The Matildas want their annual 21,000 Australian dollars (£9,634) salary increased to A$40,000 (£18,339).
The move is part of a dispute over pay and conditions for the men's and women's game.
Football Federation Australia (FFA) said the union representing the players had made "extraordinary demands" which meant the tour could not take place.
More than 60,000 tickets had been sold for the two matches against world champions the USA, in Detroit and Birmingham, Alabama on 17 and 20 September.
The tour had been in doubt when the squad pulled out of a training camp. Australia goalkeeper Lydia Williams stated that the decision to withdraw had been "extremely difficult", but necessary to make FFA take their claims seriously.
The previous Collective Bargaining Agreement expired on 30 June and there has since been a bitter public relations war with no new deal reached so far, meaning that the women's squad have not been paid in two months.
Last week, the men's team boycotted commercial appearances in Perth in the run-up to their World Cup qualifier against Bangladesh.

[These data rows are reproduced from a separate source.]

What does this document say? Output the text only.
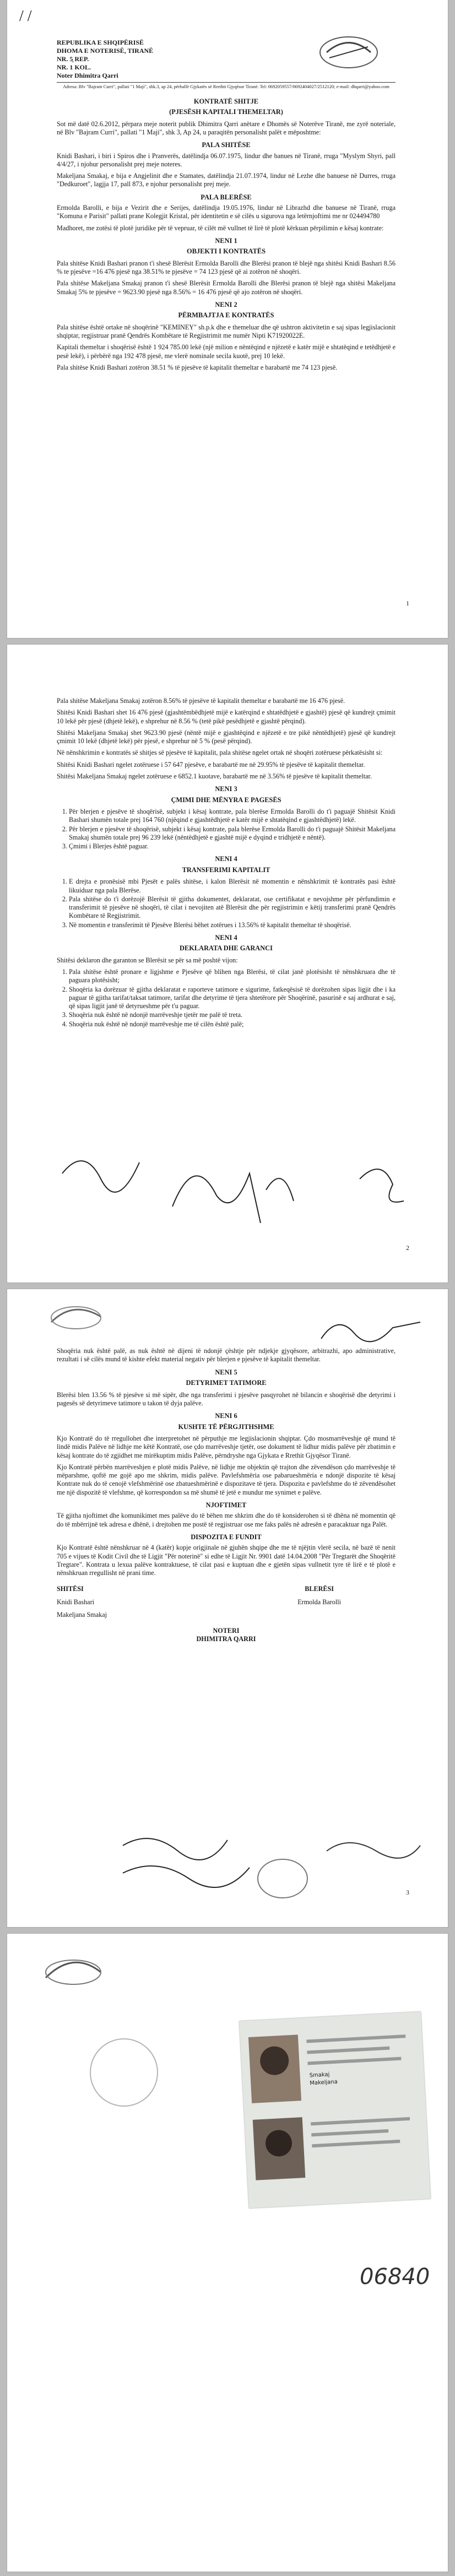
/ /
REPUBLIKA E SHQIPËRISË
DHOMA E NOTERISË, TIRANË
NR. 5̱ REP.
NR. 1 KOL.
Noter Dhimitra Qarri
Adresa: Blv "Bajram Curri", pallati "1 Maji", shk.3, ap 24, përballë Gjykatës së Rrethit Gjyqësor Tiranë. Tel: 0692059557/0692404027/2512120; e-mail: dhqarri@yahoo.com
KONTRATË SHITJE
(PJESËSH KAPITALI THEMELTAR)

Sot më datë 02.6.2012, përpara meje noterit publik Dhimitra Qarri anëtare e Dhomës së Noterëve Tiranë, me zyrë noteriale, në Blv "Bajram Curri", pallati "1 Maji", shk 3, Ap 24, u paraqitën personalisht palët e mëposhtme:

PALA SHITËSE

Knidi Bashari, i biri i Spiros dhe i Pranverës, datëlindja 06.07.1975, lindur dhe banues në Tiranë, rruga "Myslym Shyri, pall 4/4/27, i njohur personalisht prej meje noteres.

Makeljana Smakaj, e bija e Angjelinit dhe e Stamates, datëlindja 21.07.1974, lindur në Lezhe dhe banuese në Durres, rruga "Dedkuroet", lagjja 17, pall 873, e njohur personalisht prej meje.

PALA BLERËSE

Ermolda Barolli, e bija e Vezirit dhe e Serijes, datëlindja 19.05.1976, lindur në Librazhd dhe banuese në Tiranë, rruga "Komuna e Parisit" pallati prane Kolegjit Kristal, për identitetin e së cilës u sigurova nga letërnjoftimi me nr 024494780

Madhoret, me zotësi të plotë juridike për të vepruar, të cilët më vullnet të lirë të plotë kërkuan përpilimin e kësaj kontrate:

NENI 1
OBJEKTI I KONTRATËS

Pala shitëse Knidi Bashari pranon t'i shesë Blerësit Ermolda Barolli dhe Blerësi pranon të blejë nga shitësi Knidi Bashari 8.56 % te pjesëve =16 476 pjesë nga 38.51% te pjesëve = 74 123 pjesë që ai zotëron në shoqëri.

Pala shitëse Makeljana Smakaj pranon t'i shesë Blerësit Ermolda Barolli dhe Blerësi pranon të blejë nga shitësi Makeljana Smakaj 5% te pjesëve = 9623.90 pjesë nga 8.56% = 16 476 pjesë që ajo zotëron në shoqëri.

NENI 2
PËRMBAJTJA E KONTRATËS

Pala shitëse është ortake në shoqërinë "KEMINEY" sh.p.k dhe e themeluar dhe që ushtron aktivitetin e saj sipas legjislacionit shqiptar, regjistruar pranë Qendrës Kombëtare të Regjistrimit me numër Nipti K71920022E.

Kapitali themeltar i shoqërisë është 1 924 785.00 lekë (një milion e nëntëqind e njëzetë e katër mijë e shtatëqind e tetëdhjetë e pesë lekë), i përbërë nga 192 478 pjesë, me vlerë nominale secila kuotë, prej 10 lekë.

Pala shitëse Knidi Bashari zotëron 38.51 % të pjesëve të kapitalit themeltar e barabartë me 74 123 pjesë.

1

Pala shitëse Makeljana Smakaj zotëron 8.56% të pjesëve të kapitalit themeltar e barabartë me 16 476 pjesë.

Shitësi Knidi Bashari shet 16 476 pjesë (gjashtëmbëdhjetë mijë e katërqind e shtatëdhjetë e gjashtë) pjesë që kundrejt çmimit 10 lekë për pjesë (dhjetë lekë), e shprehur në 8.56 % (tetë pikë pesëdhjetë e gjashtë përqind).

Shitësi Makeljana Smakaj shet 9623.90 pjesë (nëntë mijë e gjashtëqind e njëzetë e tre pikë nëntëdhjetë) pjesë që kundrejt çmimit 10 lekë (dhjetë lekë) për pjesë, e shprehur në 5 % (pesë përqind).

Në nënshkrimin e kontratës së shitjes së pjesëve të kapitalit, pala shitëse ngelet ortak në shoqëri zotëruese përkatësisht si:

Shitësi Knidi Bashari ngelet zotëruese i 57 647 pjesëve, e barabartë me në 29.95% të pjesëve të kapitalit themeltar.

Shitësi Makeljana Smakaj ngelet zotëruese e 6852.1 kuotave, barabartë me në 3.56% të pjesëve të kapitalit themeltar.

NENI 3
ÇMIMI DHE MËNYRA E PAGESËS
1. Për blerjen e pjesëve të shoqërisë, subjekt i kësaj kontrate, pala blerëse Ermolda Barolli do t'i paguajë Shitësit Knidi Bashari shumën totale prej 164 760 (njëqind e gjashtëdhjetë e katër mijë e shtatëqind e gjashtëdhjetë) lekë.
2. Për blerjen e pjesëve të shoqërisë, subjekt i kësaj kontrate, pala blerëse Ermolda Barolli do t'i paguajë Shitësit Makeljana Smakaj shumën totale prej 96 239 lekë (nëntëdhjetë e gjashtë mijë e dyqind e tridhjetë e nëntë).
3. Çmimi i Blerjes është paguar.
NENI 4
TRANSFERIMI KAPITALIT
1. E drejta e pronësisë mbi Pjesët e palës shitëse, i kalon Blerësit në momentin e nënshkrimit të kontratës pasi është likuiduar nga pala Blerëse.
2. Pala shitëse do t'i dorëzojë Blerësit të gjitha dokumentet, deklaratat, ose certifikatat e nevojshme për përfundimin e transferimit të pjesëve në shoqëri, të cilat i nevojiten atë Blerësit dhe për regjistrimin e këtij transferimi pranë Qendrës Kombëtare të Regjistrimit.
3. Në momentin e transferimit të Pjesëve Blerësi bëhet zotërues i 13.56% të kapitalit themeltar të shoqërisë.
NENI 4
DEKLARATA DHE GARANCI

Shitësi deklaron dhe garanton se Blerësit se për sa më poshtë vijon:

1. Pala shitëse është pronare e ligjshme e Pjesëve që blihen nga Blerësi, të cilat janë plotësisht të nënshkruara dhe të paguara plotësisht;
2. Shoqëria ka dorëzuar të gjitha deklaratat e raporteve tatimore e sigurime, fatkeqësisë të dorëzohen sipas ligjit dhe i ka paguar të gjitha tarifat/taksat tatimore, tarifat dhe detyrime të tjera shtetërore për Shoqërinë, pasurinë e saj ardhurat e saj, që sipas ligjit janë të detyrueshme për t'u paguar.
3. Shoqëria nuk është në ndonjë marrëveshje tjetër me palë të treta.
4. Shoqëria nuk është në ndonjë marrëveshje me të cilën është palë;
2

Shoqëria nuk është palë, as nuk është në dijeni të ndonjë çështje për ndjekje gjyqësore, arbitrazhi, apo administrative, rezultati i së cilës mund të kishte efekt material negativ për blerjen e pjesëve të kapitalit themeltar.

NENI 5
DETYRIMET TATIMORE

Blerësi blen 13.56 % të pjesëve si më sipër, dhe nga transferimi i pjesëve pasqyrohet në bilancin e shoqërisë dhe detyrimi i pagesës së detyrimeve tatimore u takon të dyja palëve.

NENI 6
KUSHTE TË PËRGJITHSHME

Kjo Kontratë do të rregullohet dhe interpretohet në përputhje me legjislacionin shqiptar. Çdo mosmarrëveshje që mund të lindë midis Palëve në lidhje me këtë Kontratë, ose çdo marrëveshje tjetër, ose dokument të lidhur midis palëve për zbatimin e kësaj kontrate do të zgjidhet me mirëkuptim midis Palëve, përndryshe nga Gjykata e Rrethit Gjyqësor Tiranë.

Kjo Kontratë përbën marrëveshjen e plotë midis Palëve, në lidhje me objektin që trajton dhe zëvendëson çdo marrëveshje të mëparshme, qoftë me gojë apo me shkrim, midis palëve. Pavlefshmëria ose pabarueshmëria e ndonjë dispozite të kësaj Kontrate nuk do të cenojë vlefshmërinë ose zbatueshmërinë e dispozitave të tjera. Dispozita e pavlefshme do të zëvendësohet me një dispozitë të vlefshme, që korrespondon sa më shumë të jetë e mundur me synimet e palëve.

NJOFTIMET

Të gjitha njoftimet dhe komunikimet mes palëve do të bëhen me shkrim dhe do të konsiderohen si të dhëna në momentin që do të mbërrijnë tek adresa e dhënë, i drejtohen me postë të regjistruar ose me faks palës në adresën e paracaktuar nga Palët.

DISPOZITA E FUNDIT

Kjo Kontratë është nënshkruar në 4 (katër) kopje origjinale në gjuhën shqipe dhe me të njëjtin vlerë secila, në bazë të nenit 705 e vijues të Kodit Civil dhe të Ligjit "Për noterinë" si edhe të Ligjit Nr. 9901 datë 14.04.2008 "Për Tregtarët dhe Shoqëritë Tregtare". Kontrata u lexua palëve kontraktuese, të cilat pasi e kuptuan dhe e gjetën sipas vullnetit tyre të lirë e të plotë e nënshkruan rregullisht në prani time.

SHITËSI
Knidi Bashari
Makeljana Smakaj
BLERËSI
Ermolda Barolli
NOTERI
DHIMITRA QARRI
3
Smakaj
Makeljana
06840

Gallop said the wage increases that players union Professional Footballers Australia (PFA) was demanding for the Socceroos, men's A-League players and the Matildas could not be met. He claimed that the FFA had offered an interim deal to the players' union.
"This (A-League) is a competition in which the clubs lost a collective A$17m last season," Gallop said.
"What we have today is an extraordinary situation in which the two male playing groups in the Socceroos and A-League continue to be paid by FFA and A-League clubs, but the female players aren't being paid. This could have been fixed today if the PFA had accepted the interim deal."